El cortejo se forma para ir a la iglesia. La sanción que el matrimonio civil no ha podido otorgar a la unión de dos jóvenes, ¿la dará el matrimonio religioso? Sí, si ellos creen en un Dios y ven en el sacerdote su representante terrestre. En tal caso nada hay que decir. Esto admitido, puede admitirse encima todo cuanto se quiera, y es preciso no extrañarse de nada.
Pero no ocurre así la mayoría de las veces. Algunos no ponen los pies en ninguna iglesia después de la primera comunión. Y si entran hoy, es para hacer como los demás: por conveniencia y, sobre todo, para que la ceremonia sea más bella, la fiesta más completa; para ejecutar su ejercicio ante una luz más viva aún, más brillante.
Durante la misa, las damas murmuran, secretean, ordenando los pliegues de sus vestidos, procurando hacer valer sus gracias y salpicándose mutuamente, haciendo carantoñas bajo las miradas libidinosas de los hombres. Éstos, mirando de soslayo, lanzan frases gordas, sintiendo impaciencia por cargar con tales mujeres. Y mientras el cura con cara socarrona amonesta a los nuevos esposos, el sacristán ataca a los bolsillos de los asistentes.
Los jóvenes esposos han comenzado su unión mintiéndose a sí mismos y mintiendo a los demás, aceptando una fe que no es la suya, prestando el apoyo de su ejemplo a creencias que ellos juzgan quizá perjudiciales, seguramente erróneas y de las que se reirán entre bastidores. Este bonito debut de existencia en la mentira y la hipocresía parece ser la sanción definitiva de su unión, el sello misterioso que la proclama santa e irrevocable. Esta moral es para nosotros el colmo de la inmoralidad. Guardaos de ella.

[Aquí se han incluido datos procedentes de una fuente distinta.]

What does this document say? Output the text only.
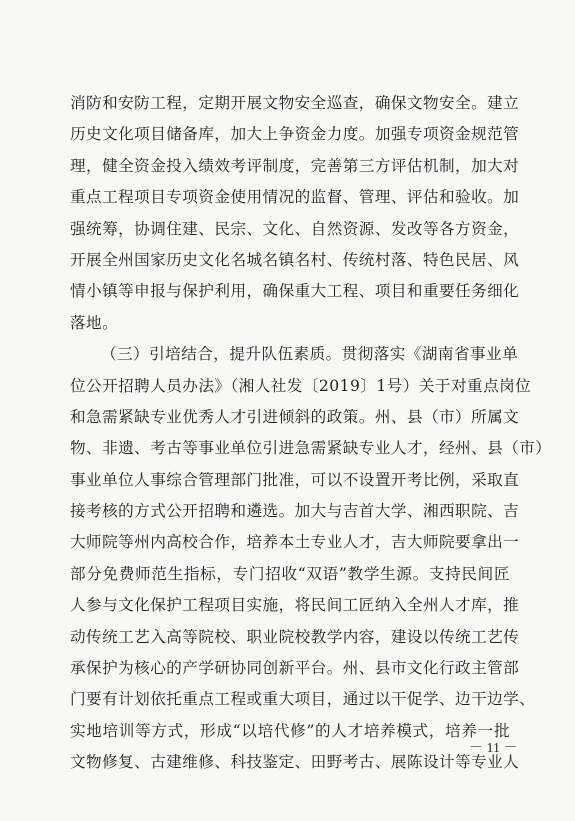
消防和安防工程，定期开展文物安全巡查，确保文物安全。建立
历史文化项目储备库，加大上争资金力度。加强专项资金规范管
理，健全资金投入绩效考评制度，完善第三方评估机制，加大对
重点工程项目专项资金使用情况的监督、管理、评估和验收。加
强统筹，协调住建、民宗、文化、自然资源、发改等各方资金，
开展全州国家历史文化名城名镇名村、传统村落、特色民居、风
情小镇等申报与保护利用，确保重大工程、项目和重要任务细化
落地。
（三）引培结合，提升队伍素质。贯彻落实《湖南省事业单
位公开招聘人员办法》（湘人社发〔2019〕1号）关于对重点岗位
和急需紧缺专业优秀人才引进倾斜的政策。州、县（市）所属文
物、非遗、考古等事业单位引进急需紧缺专业人才，经州、县（市）
事业单位人事综合管理部门批准，可以不设置开考比例，采取直
接考核的方式公开招聘和遴选。加大与吉首大学、湘西职院、吉
大师院等州内高校合作，培养本土专业人才，吉大师院要拿出一
部分免费师范生指标，专门招收“双语”教学生源。支持民间匠
人参与文化保护工程项目实施，将民间工匠纳入全州人才库，推
动传统工艺入高等院校、职业院校教学内容，建设以传统工艺传
承保护为核心的产学研协同创新平台。州、县市文化行政主管部
门要有计划依托重点工程或重大项目，通过以干促学、边干边学、
实地培训等方式，形成“以培代修”的人才培养模式，培养一批
文物修复、古建维修、科技鉴定、田野考古、展陈设计等专业人
－ 11 －
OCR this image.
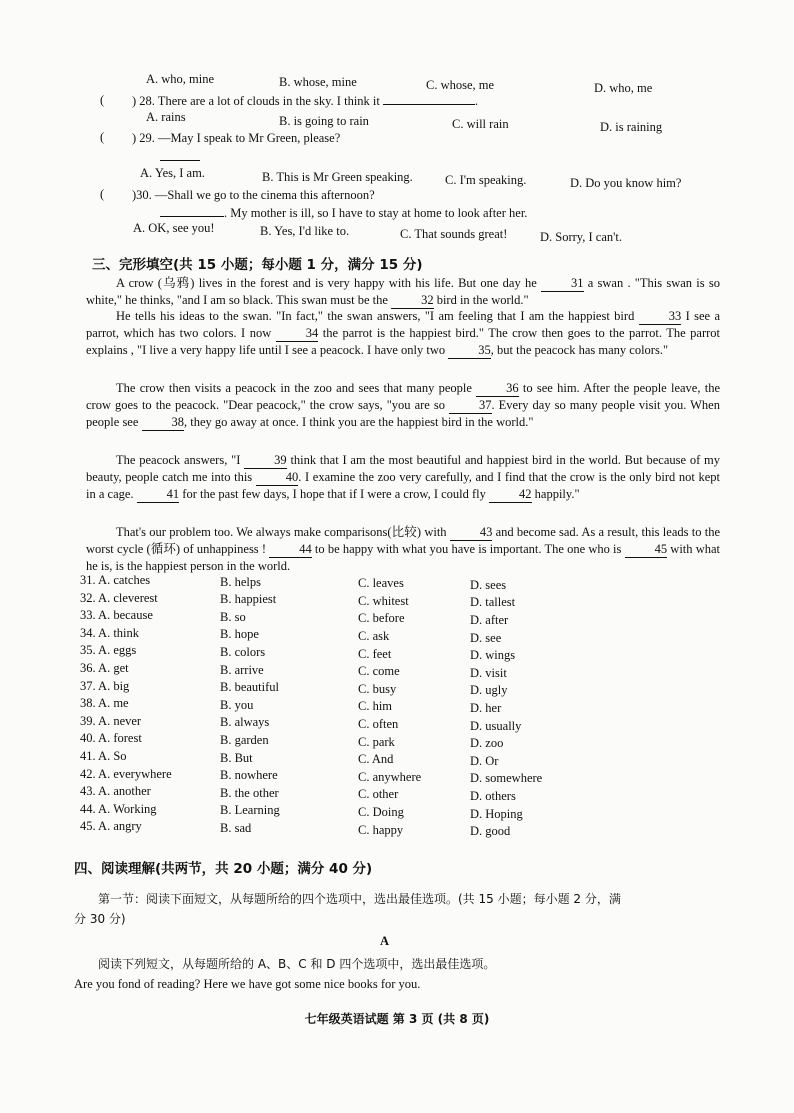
A. who, mine	B. whose, mine	C. whose, me	D. who, me
( ) 28. There are a lot of clouds in the sky. I think it	.
A. rains	B. is going to rain	C. will rain	D. is raining
( ) 29. —May I speak to Mr Green, please?
A. Yes, I am.	B. This is Mr Green speaking.	C. I'm speaking.	D. Do you know him?
( )30. —Shall we go to the cinema this afternoon?
. My mother is ill, so I have to stay at home to look after her.
A. OK, see you!	B. Yes, I'd like to.	C. That sounds great!	D. Sorry, I can't.
三、完形填空(共 15 小题；每小题 1 分，满分 15 分)
A crow (乌鸦) lives in the forest and is very happy with his life. But one day he 31 a swan . "This swan is so white," he thinks, "and I am so black. This swan must be the 32 bird in the world."
He tells his ideas to the swan. "In fact," the swan answers, "I am feeling that I am the happiest bird 33 I see a parrot, which has two colors. I now 34 the parrot is the happiest bird." The crow then goes to the parrot. The parrot explains , "I live a very happy life until I see a peacock. I have only two 35, but the peacock has many colors."
The crow then visits a peacock in the zoo and sees that many people 36 to see him. After the people leave, the crow goes to the peacock. "Dear peacock," the crow says, "you are so 37. Every day so many people visit you. When people see 38, they go away at once. I think you are the happiest bird in the world."
The peacock answers, "I 39 think that I am the most beautiful and happiest bird in the world. But because of my beauty, people catch me into this 40. I examine the zoo very carefully, and I find that the crow is the only bird not kept in a cage. 41 for the past few days, I hope that if I were a crow, I could fly 42 happily."
That's our problem too. We always make comparisons(比较) with 43 and become sad. As a result, this leads to the worst cycle (循环) of unhappiness ! 44 to be happy with what you have is important. The one who is 45 with what he is, is the happiest person in the world.
31. A. catches	B. helps	C. leaves	D. sees
32. A. cleverest	B. happiest	C. whitest	D. tallest
33. A. because	B. so	C. before	D. after
34. A. think	B. hope	C. ask	D. see
35. A. eggs	B. colors	C. feet	D. wings
36. A. get	B. arrive	C. come	D. visit
37. A. big	B. beautiful	C. busy	D. ugly
38. A. me	B. you	C. him	D. her
39. A. never	B. always	C. often	D. usually
40. A. forest	B. garden	C. park	D. zoo
41. A. So	B. But	C. And	D. Or
42. A. everywhere	B. nowhere	C. anywhere	D. somewhere
43. A. another	B. the other	C. other	D. others
44. A. Working	B. Learning	C. Doing	D. Hoping
45. A. angry	B. sad	C. happy	D. good
四、阅读理解(共两节，共 20 小题；满分 40 分)
第一节：阅读下面短文，从每题所给的四个选项中，选出最佳选项。(共 15 小题；每小题 2 分，满
分 30 分)
A
阅读下列短文，从每题所给的 A、B、C 和 D 四个选项中，选出最佳选项。
Are you fond of reading? Here we have got some nice books for you.
七年级英语试题 第 3 页 (共 8 页)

Una vez hartos los invitados, toman de nuevo los coches, a fin de exhibirse por última vez ante el público: “Miren bien a la desposada vestida de blanco, señoras y caballeros; todavía es pura; pero esta noche dejará de serlo. Es aquel joven gallardo quien se encarga de ello. Séquense los ojos, que nada cuesta”. Por un momento se los invitará a palpar. Todos los viandantes se animan ante la vista de esta bestia curiosa... que sueñan poseer. ¿De cuánta inconciencia debe estar dotada una muchacha para aguantar eso sin saltarle el corazón?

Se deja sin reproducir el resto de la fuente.